Même parmi les stoïciens, il est vrai, plus d’un, comme Sénèque, niait l’utilité de la prière, la divinité, d’après sa nature, ne pouvant nous faire que du bien. D’autres, comme Marc-Aurèle, conseillent de nous en remettre à elle, dans les prières, et de ne jamais lui demander que ce qui est véritablement bien[178]. Juvénal (X, 346, etc.) dit de même : Les dieux aiment l’homme plus qu’il ne se veut de bien à lui-même ; ils savent, quand, dans notre aveuglement, nous leur demandons une épouse, ou la naissance d’un fils, quelles conséquences aura pour nous l’exaucement de nos prières ; si l’on veut les prier, que ce soit pour avoir une âme saine dans un corps sain.
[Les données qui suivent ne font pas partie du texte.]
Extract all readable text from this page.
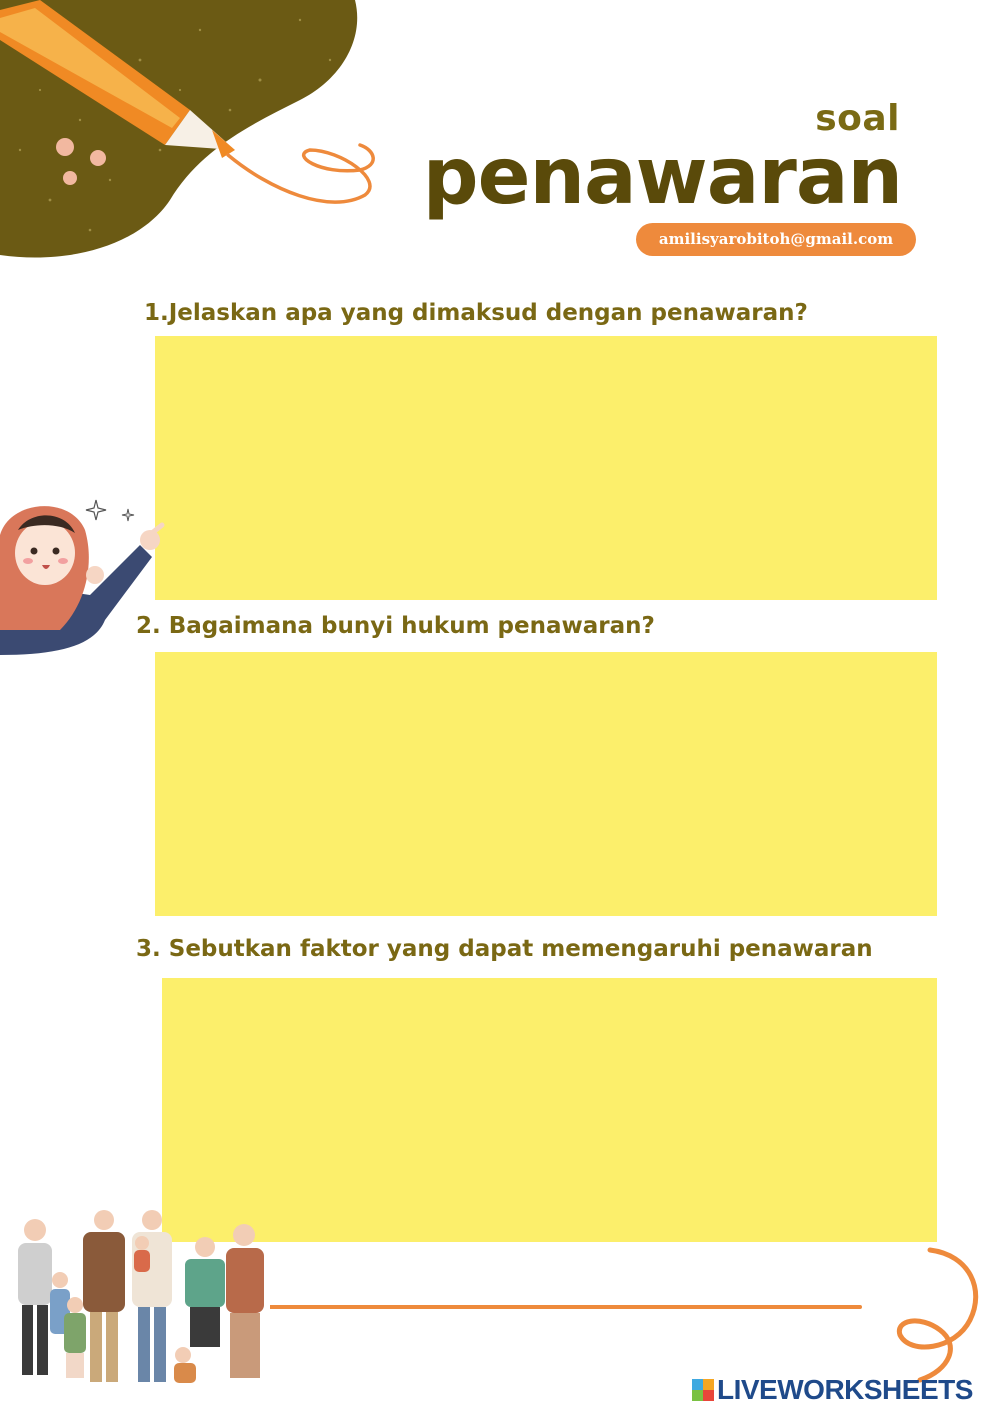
soal
penawaran
amilisyarobitoh@gmail.com
1.Jelaskan apa yang dimaksud dengan penawaran?
2. Bagaimana bunyi hukum penawaran?
3. Sebutkan faktor yang dapat memengaruhi penawaran
LIVEWORKSHEETS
Mais ces exhortations ne font que confirmer le fait de l’usage général de la prière, et qui douterait que la grande majorité des croyants non seulement devaient s’adresser aux dieux, dans toutes leurs entreprises et tous leurs soucis, mais aussi témoigner à ces dieux, par des prières régulières, leur vénération et leur reconnaissance, et se recommander à la protection divine, pour eux-mêmes et autrui[179] ? Plutarque crut devoir rappeler expressément que l’on ne croie pas avoir tout fait avec la prière, mais n’attende l’exaucement et le secours des dieux qu’après n’avoir rien négligé pour s’aider soi-même. Si les Juifs, assiégés dans Jérusalem, restèrent immobiles le jour du sabbat, même quand les Romains appliquaient déjà leurs échelles pour l’assaut, c’est qu’ils étaient paralysés par les liens de la superstition. Dieu est l’espoir, du courage et de la force, il ne doit pas être l’excuse de la lâcheté. Le pilote, sur une mer battue par la tempête, implore, certes, la faveur d’un moyen de salut et invoque les dieux sauveurs, mais en même temps il manie le gouvernail et fait abaisser les vergues, ainsi que carguer les voiles[180].
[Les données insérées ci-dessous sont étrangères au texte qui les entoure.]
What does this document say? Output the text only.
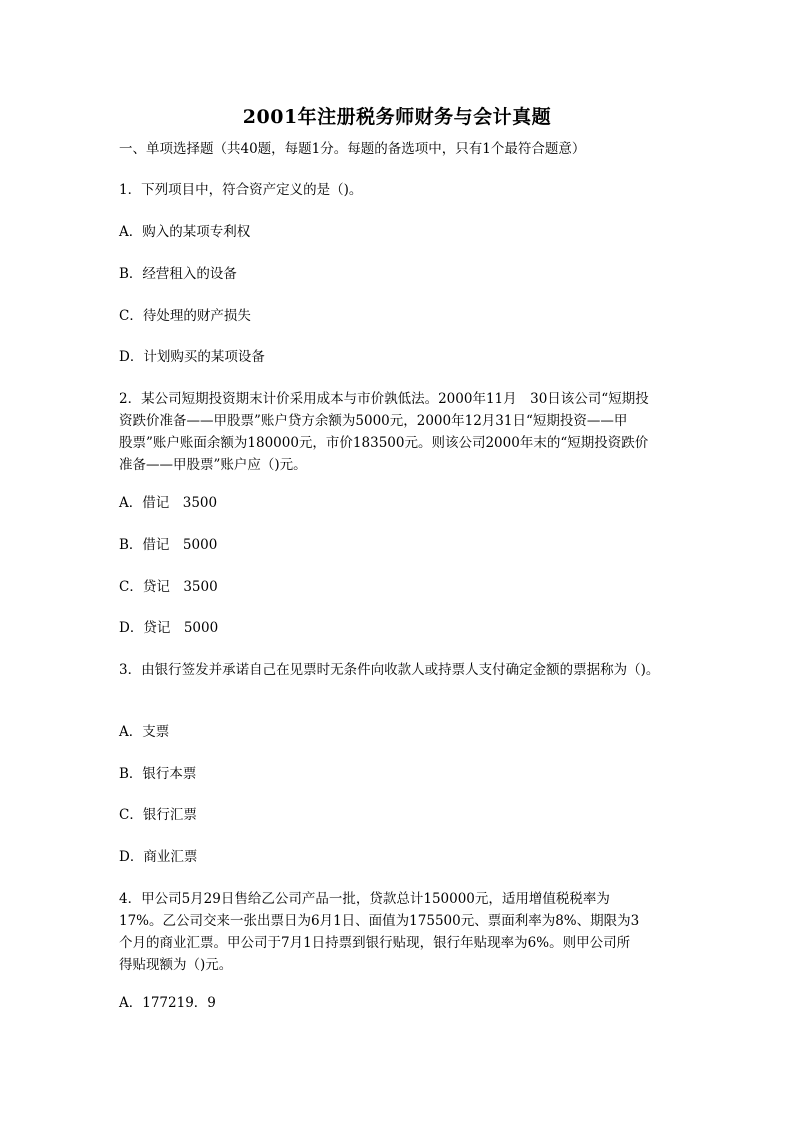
2001年注册税务师财务与会计真题
一、单项选择题（共40题，每题1分。每题的备选项中，只有1个最符合题意）
1．下列项目中，符合资产定义的是（)。
A．购入的某项专利权
B．经营租入的设备
C．待处理的财产损失
D．计划购买的某项设备
2．某公司短期投资期末计价采用成本与市价孰低法。2000年11月　30日该公司“短期投
资跌价准备——甲股票”账户贷方余额为5000元，2000年12月31日“短期投资——甲
股票”账户账面余额为180000元，市价183500元。则该公司2000年末的“短期投资跌价
准备——甲股票”账户应（)元。
A．借记　3500
B．借记　5000
C．贷记　3500
D．贷记　5000
3．由银行签发并承诺自己在见票时无条件向收款人或持票人支付确定金额的票据称为（)。
A．支票
B．银行本票
C．银行汇票
D．商业汇票
4．甲公司5月29日售给乙公司产品一批，贷款总计150000元，适用增值税税率为
17%。乙公司交来一张出票日为6月1日、面值为175500元、票面利率为8%、期限为3
个月的商业汇票。甲公司于7月1日持票到银行贴现，银行年贴现率为6%。则甲公司所
得贴现额为（)元。
A．177219．9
S’il pouvait jamais s’élever un doute sur le fait que, dans ces siècles aussi, on ne cessait pas de prier les dieux et de leur rendre grâces en vue de tout mal, de toute peine et de tout péril à conjurer par eux, comme de tout bien que l’on désirait obtenir de leur faveur, l’immense quantité de monuments et de pierres munies d’inscriptions d’une teneur religieuse, répandus sur le vaste territoire de l’empire romain, suffirait déjà pour établir ce fait. Ils montrent, par mille témoignages, que la foi dans l’ubiquité d’une providence, directrice du monde et des destinées humaines, exercée par les dieux révérés depuis la plus haute antiquité, comme par ceux qui n’étaient connus que depuis des temps plus modernes ou récents, était toujours restée vivante dans l’esprit des populations, comme la consolation et l’espoir des grands et des petits, des plus instruits et des plus simples. Accordons, d’ailleurs, qu’une partie notable de ces prières, veaux, actions de grâces, hommages et adorations, peuvent ne devoir leur origine qu’à l’observance des formes extérieures du culte dominant, à la force de l’habitude tout à fait irréfléchie, ou à de l’hypocrisie d’intention : la grande majorité de ces prières n’en offrent pas moins autant de témoignages non suspects d’une foi sincère, naïve et profonde. Il suffira de citer quelques exemples, pris dans cette masse exubérante, pour donner une idée nette du caractère de cette foi.

Conformément à la nature du polythéisme, l’adoration, la prière et le remerciement étaient, en général, adressés non à toutes les puissances divines collectivement, mais, comme dans le culte des saints, seulement à certaines d’entre elles en particulier, et l’option, comme on l’a déjà dit, était ici déterminée, en partie par la sphère de puissance et d’activité principale que l’on attribuait à chaque dieu et la nature spéciale des dons que l’on attendait de sa munificence, en partie par des causes locales et des mobiles personnels. Il va sans dire que ces derniers échappent souvent à toute justification logique : ainsi, par exemple, le cas où un entrepreneur de constructions, faites par ordre de l’empereur et pour le compte de l’État, remercie, on ne sait trop pourquoi, précisément, la bonne déesse, sainte et céleste, plutôt que toute autre, d’avoir terminé, avec son aide, les travaux de la conduite souterraine d’un bras de l’aqueduc Claudien, et lui témoigne sa reconnaissance, par la restauration d’une vieille chapelle, qui tombait en ruines[181].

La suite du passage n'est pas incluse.